Make them walk you through it.

  1. Is there a double deficit pattern? If yes, what does that mean for intervention?
  2. How do the CTOPP-2 scores compare to Pseudoword Decoding on the achievement testing?
  3. Which individual subtests were weakest, and what do they tell us about the specific skill gap?
  4. If PA is low, what kind of intervention is being recommended and does it match the profile?
  5. If RN is low, how will we address reading fluency in the intervention plan?
Red Flags in the Report

Stop and ask if you see any of these.

These are the CTOPP-2 report gaps that most often leave a dyslexia profile incomplete. If you see any of them, push back.

Flag 01

No CTOPP-2 in a dyslexia-focused evaluation.

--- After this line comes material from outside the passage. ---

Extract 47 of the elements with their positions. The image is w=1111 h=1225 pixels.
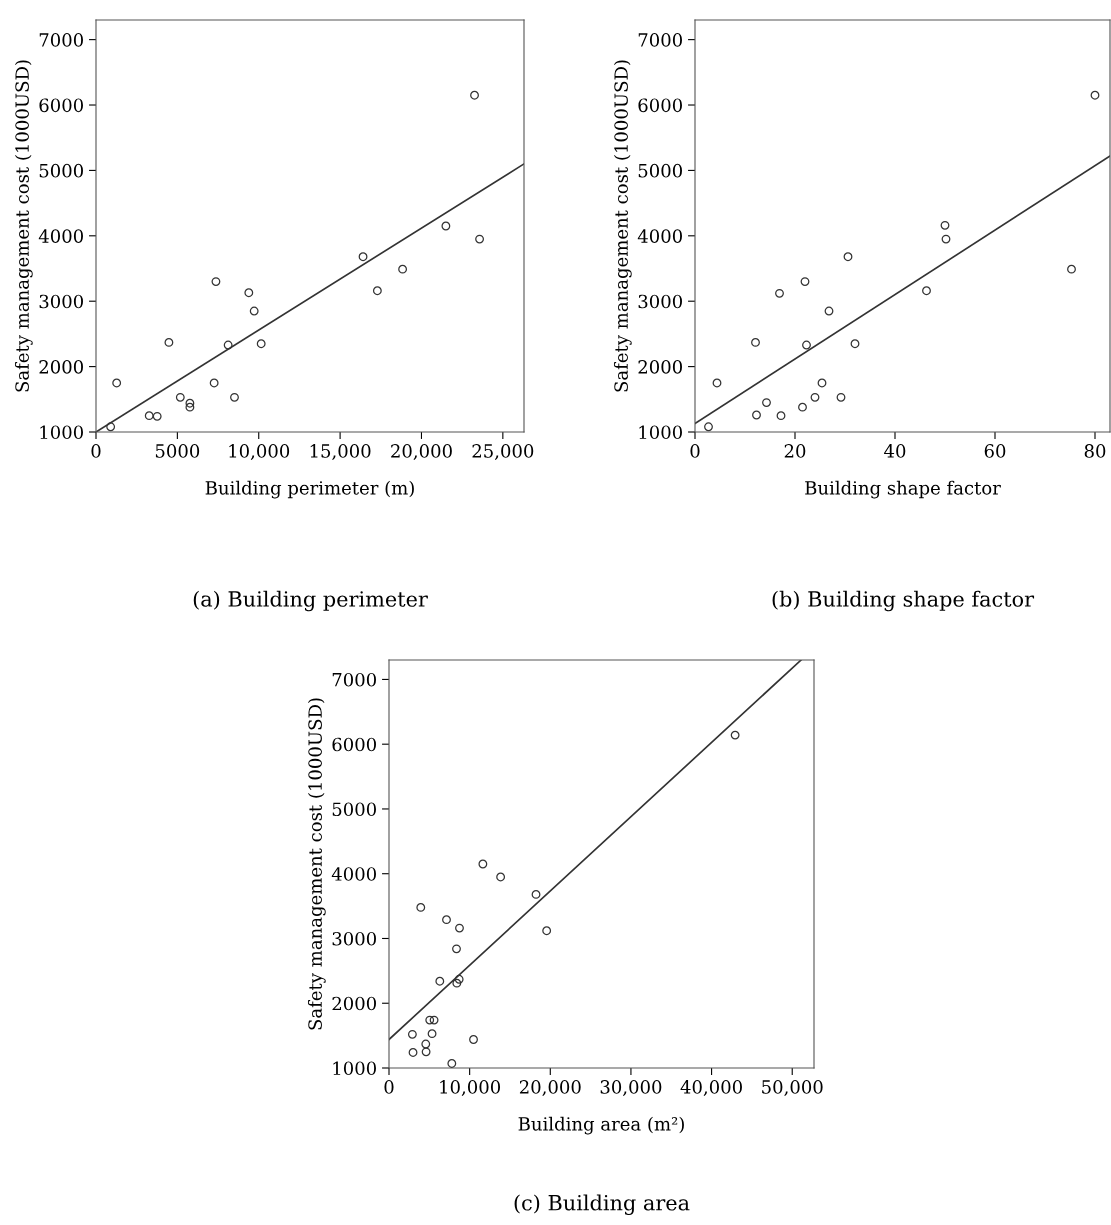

If reading is the referral concern and the CTOPP-2 is not in the report, a key piece of the picture is missing. Ask specifically for it. You have the right to request it.

Flag 02

Rapid Naming composite not administered.

Without RN, a double deficit cannot be detected. This is the single most common gap in school CTOPP-2 administrations. If you see two composites and not three, ask why.

Flag 03

Double deficit identified but not labeled.

If both PA and RN are in the low range but the report does not call out a double deficit pattern, the interpretation is incomplete. This is a specific finding that should be named and discussed.

Flag 04

Composite average hides subtest weakness.

A PA composite can land at 92 while Elision comes in at a scaled score of 5. The composite looks average, but the subtest is significantly low. Always read the subtest level, not only the composite.

Flag 05

Recommendations only address phonics when RN is also weak.

A naming-speed deficit needs fluency intervention, not just phonics drilling. If RN is low but the only intervention named is an Orton-Gillingham program, the plan is missing half the profile.

Flag 06

“Dyslexia ruled out” based on average CTOPP-2 scores alone.

Average phonological processing does not rule out reading problems. Some kids compensate for mild phonological weakness and still struggle with fluency, comprehension, or sustained reading. Look at the whole profile.

Key Takeaway

The CTOPP-2 is the test to push for.

If your child’s reading struggles are the referral concern, the CTOPP-2 is the single most dyslexia-sensitive instrument in the standard battery. Ask for all three composites. Read the subtests, not just the composites. Look for the double deficit. And if one composite was skipped, do not accept a “dyslexia ruled out” conclusion from an incomplete test.